La neuvième division de bombardement a été la première à souligner qu'une fois que les pilotes se sont familiarisés avec l'A-26, ils l'aimaient mieux que tout autre avion qu'ils avaient piloté. Même le général Kenney a finalement convenu que les A-26 améliorés, en particulier les A-26 avec le nez de 8 canons, se sont avérés être des remplacements très satisfaisants pour les A-20 et les B-25. Les déficiences telles que le givrage de la verrière, les freins défectueux, etc. étaient toujours en cours de correction. Cependant, des progrès substantiels ont été réalisés rapidement.

La production de l'A-26 fut achevée en 1945, mais le dernier avion fut livré début 1946.

L'armée de l'air a accepté un total de 2 451 A-26. Plus de 4 000 A-26, commandés avant la fin de la Seconde Guerre mondiale, ont été annulés. Les 9 premiers des 2451 produits par Douglas ont été construits à El Segundo, en Californie. Le reste, composé de A-26B et A-26C, a été fabriqué à Long Beach et à Tulsa. L'usine de Tulsa a produit 1 086 des 1 091 A-26C.

En juin 1948, après le retrait du service du Martin B-26 Marauder, le Douglas A-26 a abandonné son préfixe ("A" pour attaque) et est devenu le B-26, une désignation plus représentative de son rôle réel de feu standard. bombardier pour la nouvelle United States Air Force et le Tactical Air Command en particulier.

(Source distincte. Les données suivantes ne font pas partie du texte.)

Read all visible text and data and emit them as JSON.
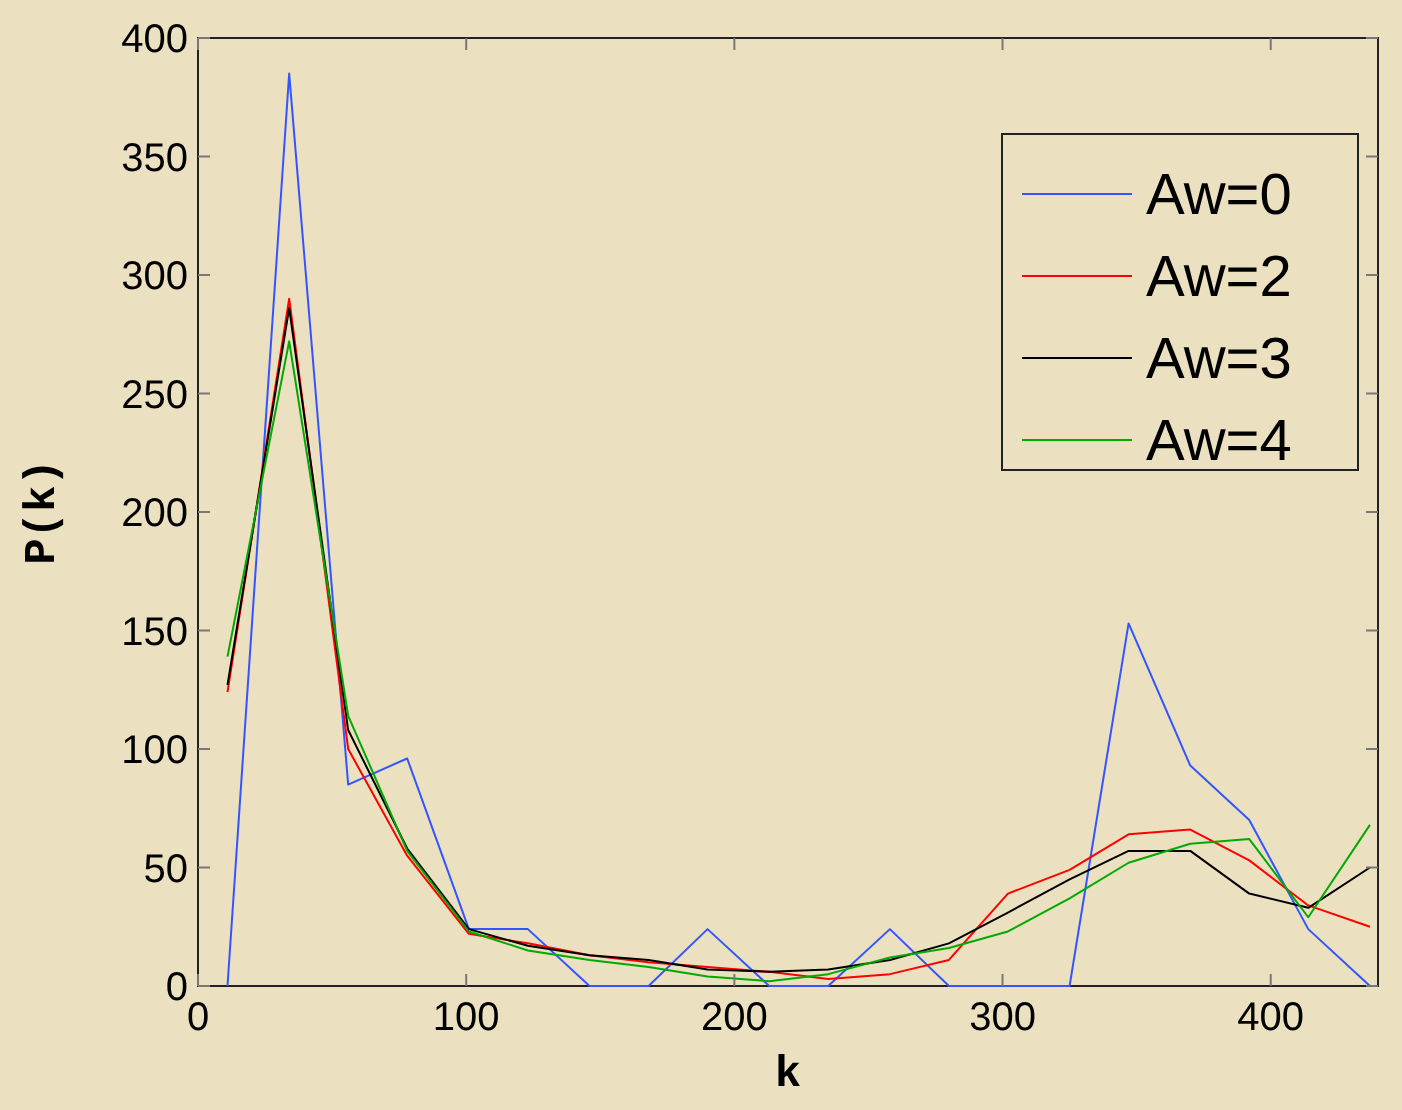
{
  "chart_data": {
    "type": "line",
    "xlabel": "k",
    "ylabel": "P(k)",
    "x": [
      11,
      34,
      56,
      78,
      101,
      123,
      146,
      168,
      190,
      213,
      235,
      258,
      280,
      302,
      325,
      347,
      370,
      392,
      414,
      437
    ],
    "series": [
      {
        "name": "Aw=0",
        "color": "#3355ff",
        "values": [
          0,
          385,
          85,
          96,
          24,
          24,
          0,
          0,
          24,
          0,
          0,
          24,
          0,
          0,
          0,
          153,
          93,
          70,
          24,
          0
        ]
      },
      {
        "name": "Aw=2",
        "color": "#ff0000",
        "values": [
          124,
          290,
          100,
          55,
          22,
          18,
          13,
          10,
          8,
          6,
          3,
          5,
          11,
          39,
          49,
          64,
          66,
          53,
          34,
          25
        ]
      },
      {
        "name": "Aw=3",
        "color": "#000000",
        "values": [
          127,
          286,
          108,
          58,
          24,
          17,
          13,
          11,
          7,
          6,
          7,
          11,
          18,
          31,
          45,
          57,
          57,
          39,
          33,
          50
        ]
      },
      {
        "name": "Aw=4",
        "color": "#00aa00",
        "values": [
          139,
          272,
          114,
          57,
          23,
          15,
          11,
          8,
          4,
          2,
          5,
          12,
          16,
          23,
          37,
          52,
          60,
          62,
          29,
          68
        ]
      }
    ],
    "xlim": [
      0,
      440
    ],
    "xticks": [
      0,
      100,
      200,
      300,
      400
    ],
    "ylim": [
      0,
      400
    ],
    "yticks": [
      0,
      50,
      100,
      150,
      200,
      250,
      300,
      350,
      400
    ],
    "legend": "top right",
    "grid": false,
    "marker": "none",
    "line_style": "solid"
  }
}
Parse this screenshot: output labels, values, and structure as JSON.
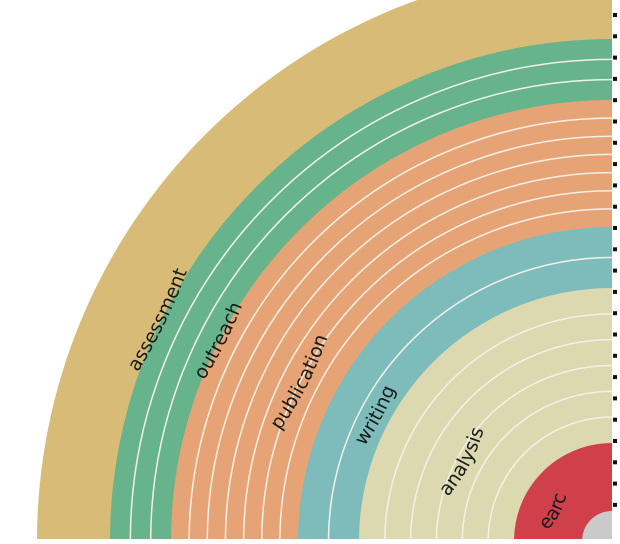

Le déclenchement du conflit coréen le 25 juin 1950 a catapulté le Douglas B-26 au combat. Les cibles initiales, choisies pour empêcher le renforcement des forces ennemies, comprenaient des concentrations de troupes nord-coréennes, des chars, des canons, des éléments de ravitaillement, des gares de triage et des ponts au sud du 38e parallèle. Les résultats immédiats ont été décevants car le mauvais temps et l'obscurité ont réduit l'efficacité du B-26. Les pannes de moteur et diverses déficiences mécaniques étaient des handicaps supplémentaires. De plus, au fur et à mesure que la guerre se poursuivait, d'autres problèmes devinrent évidents.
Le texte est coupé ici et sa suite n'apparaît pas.